INDIANAPOLIS — Mayor Joe Hogsett has condemned the march of approximately 75 members of a group researchers call white nationalist and fascist through downtown Indianapolis this weekend.
“Hate has no place in Indianapolis,” read the mayor’s statement. “The individuals who marched downtown yesterday do not represent the values of our community and we condemn their message in the strongest terms possible.”
Members of the Patriot Front marched from the grounds of the Statehouse down West Market Street to Monument Circle where Indy Laborfest welcomed working families celebrating the holiday weekend to the War Memorial on North Meridian Street on to the American Legion Mall and concluding near the main branch of the Indianapolis Public Library.
“They’re pretty well known among people who study these groups,” said Professor Jeffrey Isaac of Indiana University. “They’re a white supremacist group and they articulate this idea of the Great Replacement which is widespread among far-right groups in the world today. They claim to reclaim America.”
“Reclaim America” was the group’s chant, along with one banner that read the same and another that read, “America Is Not For Sale,” as the members marched to the cadence of a drum carrying American flags displayed upside down while they also railed against the U.S. financial system.
“I read their manifesto which is very fascist. They’re a fascist group,” said Isaac. “They don’t believe what America is now. One of their texts that they have here is, ‘America is dead. Long live America’.”

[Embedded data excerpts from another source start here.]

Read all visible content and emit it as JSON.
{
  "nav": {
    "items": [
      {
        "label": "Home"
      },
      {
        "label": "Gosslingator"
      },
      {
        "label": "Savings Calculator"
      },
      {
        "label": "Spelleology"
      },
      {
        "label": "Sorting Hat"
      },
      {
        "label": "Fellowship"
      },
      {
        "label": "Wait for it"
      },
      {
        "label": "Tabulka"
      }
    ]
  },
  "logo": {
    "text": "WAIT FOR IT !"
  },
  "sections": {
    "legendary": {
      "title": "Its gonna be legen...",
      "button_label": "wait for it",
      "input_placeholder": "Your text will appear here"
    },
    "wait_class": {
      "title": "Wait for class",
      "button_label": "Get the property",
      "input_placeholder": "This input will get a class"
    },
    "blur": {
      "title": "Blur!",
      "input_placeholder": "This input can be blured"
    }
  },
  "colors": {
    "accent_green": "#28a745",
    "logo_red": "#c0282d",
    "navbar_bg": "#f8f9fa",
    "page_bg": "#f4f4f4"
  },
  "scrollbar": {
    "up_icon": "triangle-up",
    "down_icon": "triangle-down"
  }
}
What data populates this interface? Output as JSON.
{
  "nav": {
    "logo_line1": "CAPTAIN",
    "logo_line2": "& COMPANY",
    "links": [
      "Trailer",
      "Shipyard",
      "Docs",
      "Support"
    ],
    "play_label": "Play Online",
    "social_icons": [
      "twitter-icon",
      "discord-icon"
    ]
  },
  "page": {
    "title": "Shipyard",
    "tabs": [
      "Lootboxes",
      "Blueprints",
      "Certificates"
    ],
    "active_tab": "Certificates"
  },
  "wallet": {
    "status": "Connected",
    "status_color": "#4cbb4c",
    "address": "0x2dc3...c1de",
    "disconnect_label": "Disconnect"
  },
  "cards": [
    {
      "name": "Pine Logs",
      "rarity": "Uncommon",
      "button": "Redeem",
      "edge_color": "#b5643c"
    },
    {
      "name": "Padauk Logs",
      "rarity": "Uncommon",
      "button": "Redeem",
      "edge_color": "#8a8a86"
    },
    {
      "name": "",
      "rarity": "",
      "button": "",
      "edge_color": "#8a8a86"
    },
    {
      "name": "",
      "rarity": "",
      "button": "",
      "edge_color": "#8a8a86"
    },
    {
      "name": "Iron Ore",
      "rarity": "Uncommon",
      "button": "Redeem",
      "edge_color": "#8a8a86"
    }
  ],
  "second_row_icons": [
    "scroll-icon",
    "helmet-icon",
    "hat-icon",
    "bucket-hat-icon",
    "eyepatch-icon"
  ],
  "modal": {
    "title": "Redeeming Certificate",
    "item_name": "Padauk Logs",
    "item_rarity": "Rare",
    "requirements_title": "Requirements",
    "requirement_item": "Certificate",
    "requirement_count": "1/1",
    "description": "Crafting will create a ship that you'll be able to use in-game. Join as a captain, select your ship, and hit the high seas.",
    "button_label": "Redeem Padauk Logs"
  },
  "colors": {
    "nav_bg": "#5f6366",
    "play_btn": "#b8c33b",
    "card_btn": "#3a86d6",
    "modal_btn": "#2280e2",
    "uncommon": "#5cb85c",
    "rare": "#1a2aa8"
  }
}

The group’s website listed Indiana as one of its top three activity states earlier this summer after Patriot Front stickers and posters were found on the IU-Fort Wayne campus last winter.
A faction of the group was detained in Idaho this past June by authorities who concluded the Patriot Front members were packed in the back of a box rental truck and on their way to disrupt a Pride celebration.
Isaac said the Patriot Front is an offshoot of groups that were involved in fatal riots in Virginia in 2017.
“A lot of these groups came out of Charlottesville,” said Isaac. “Certainly some of the were involved in January 6th. Some of them probably have overlapping memberships with some of these other groups like the Proud Boys or the Three Percenters or the Oath Keepers.”
Isaac said motorcycle riding members of the Three Percenters were on the IU Bloomington campus last week ostensibly to provide “security” for a group that was leading a protest at the Kinsey Institute for Sex, Gender and Reproduction.
The manifesto on the Patriot Front website is replete with quotes from Henry Ford, Charles Lindbergh, Calvin Coolidge, Andrew Jackson, Thomas Jefferson and Theodore Roosevelt.
“For instance, the first page of their manifesto quotes George Washington saying, ‘Conquer or die’,” said Isaac. “So basically the entire country, the political system of liberal democracy, capitalism, consumerism, its all corrupt, and its on the verge of falling and they are kind of accelerationists, they want to promote the fall. They believe in what they call a pan-European identity which they talk about in terms of racial stock. They’re a white supremacist group.
“The American stock, the white American Anglo Saxon protestant heritage is being endangered and unless it fights back and wins, it will die. That’s the rhetoric of this group.”
While State Capitol Police observed the march Saturday, the group’s procession was apparently legal and non-violent.
IMPD determined the group was merely passing through Indianapolis and has found no evidence of a significant permanent presence locally.
“I think these groups, in general, are very important and very dangerous,” said Isaac reflecting on the group’s patriot identity. “It’s been claimed by many groups that are anti-democratic, that are reactionary, and they’re not the first and they’re not the last to do that. The rhetoric of patriotism is a rhetoric that can be claimed by lots of different types of people.
“Similar types of claims are made by fascist groups everywhere.”
Sen. Todd Young condemned the group in a statement:
“There is no place for hate in our country, and I condemn all hate groups and rallies from any political background that promote violence. As your U.S. Senator, I have and will continue to work on policies that bring Hoosiers together.”
Sen. Todd Young
Rep. Andre Carson also released a statement:
“The values this group represents are dangerous to democracy. I condemn this show of hatred—these extremist views should not represent Indianapolis or the majority of its residents.”